Researchers at Children's Hospital of Philadelphia (CHOP) have outlined a mechanism responsible for turning off coagulation factor VIII (FVIII), the protein that is lacking in hemophilia A, leading to uncontrolled bleeding events. The findings, which were recently published in Blood, uncover a relevant mechanism that was previously thought to have a marginal role in controlling FVIII function that could potentially be exploited for targeted therapies.
FVIII circulates in blood tightly bound to its carrier protein, von Willebrand factor, and becomes an active cofactor known as FVIIIa when it separates from its carrier. FVIIIa consists of three subunits: an A2-domain and two metal ion-stabilized subunits. Given that previous in vitro studies showed spontaneous A2-domain dissociation was much faster at inactivating FVIIIa than cleavage by activated protein C (APC), spontaneous dissociation of the A2-domain was seen as the primary cause of FVIIIa inactivation.
However, despite decades of FVIII research in vitro, the role of APC in FVIIIa regulation in vivo had not been examined, so the researchers decided to characterize the role of APC cleavage in inactivating FVIIIa.
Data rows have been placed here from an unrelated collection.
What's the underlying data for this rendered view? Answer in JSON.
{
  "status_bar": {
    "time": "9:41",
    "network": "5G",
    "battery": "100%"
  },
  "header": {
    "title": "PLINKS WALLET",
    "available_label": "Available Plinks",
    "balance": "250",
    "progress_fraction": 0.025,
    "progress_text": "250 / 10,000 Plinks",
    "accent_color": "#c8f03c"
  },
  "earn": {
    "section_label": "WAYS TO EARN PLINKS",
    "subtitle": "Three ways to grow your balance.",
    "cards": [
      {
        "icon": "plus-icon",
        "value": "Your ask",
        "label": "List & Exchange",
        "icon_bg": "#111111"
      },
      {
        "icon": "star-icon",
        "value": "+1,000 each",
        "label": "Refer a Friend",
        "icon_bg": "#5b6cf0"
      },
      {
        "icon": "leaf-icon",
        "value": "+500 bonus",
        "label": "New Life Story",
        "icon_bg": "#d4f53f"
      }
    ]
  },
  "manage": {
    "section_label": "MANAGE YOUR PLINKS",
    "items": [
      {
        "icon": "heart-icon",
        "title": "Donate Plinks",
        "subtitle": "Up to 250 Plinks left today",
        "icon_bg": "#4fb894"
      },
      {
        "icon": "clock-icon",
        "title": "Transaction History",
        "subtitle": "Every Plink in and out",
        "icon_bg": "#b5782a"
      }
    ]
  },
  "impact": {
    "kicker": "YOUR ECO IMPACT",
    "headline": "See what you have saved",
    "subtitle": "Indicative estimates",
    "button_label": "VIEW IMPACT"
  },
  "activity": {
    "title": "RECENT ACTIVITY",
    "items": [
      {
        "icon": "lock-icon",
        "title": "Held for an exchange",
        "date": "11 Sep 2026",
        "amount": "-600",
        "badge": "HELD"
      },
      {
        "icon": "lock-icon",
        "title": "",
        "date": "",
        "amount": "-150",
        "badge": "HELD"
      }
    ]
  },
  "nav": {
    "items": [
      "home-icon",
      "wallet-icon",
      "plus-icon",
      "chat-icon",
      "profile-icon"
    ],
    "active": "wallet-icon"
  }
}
To do so, they created a FVIII variant that was resistant to APC cleavage and found the variant resisted cleavage by APC without altering its clotting abilities or stability, which conferred an approximate 4- to 5-fold increased ability to stop bleeding events.
"These data show that APC has an in vivo regulatory role in FVIIIa function, which was previously thought to be relatively insignificant," said senior author Lindsey A. George, MD, an attending physician in the Division of Hematology at CHOP. "Future considerations may be given to exploiting factor VIIIa resistance to APC to develop novel hemophilia A therapeutics, particularly gene-based therapies."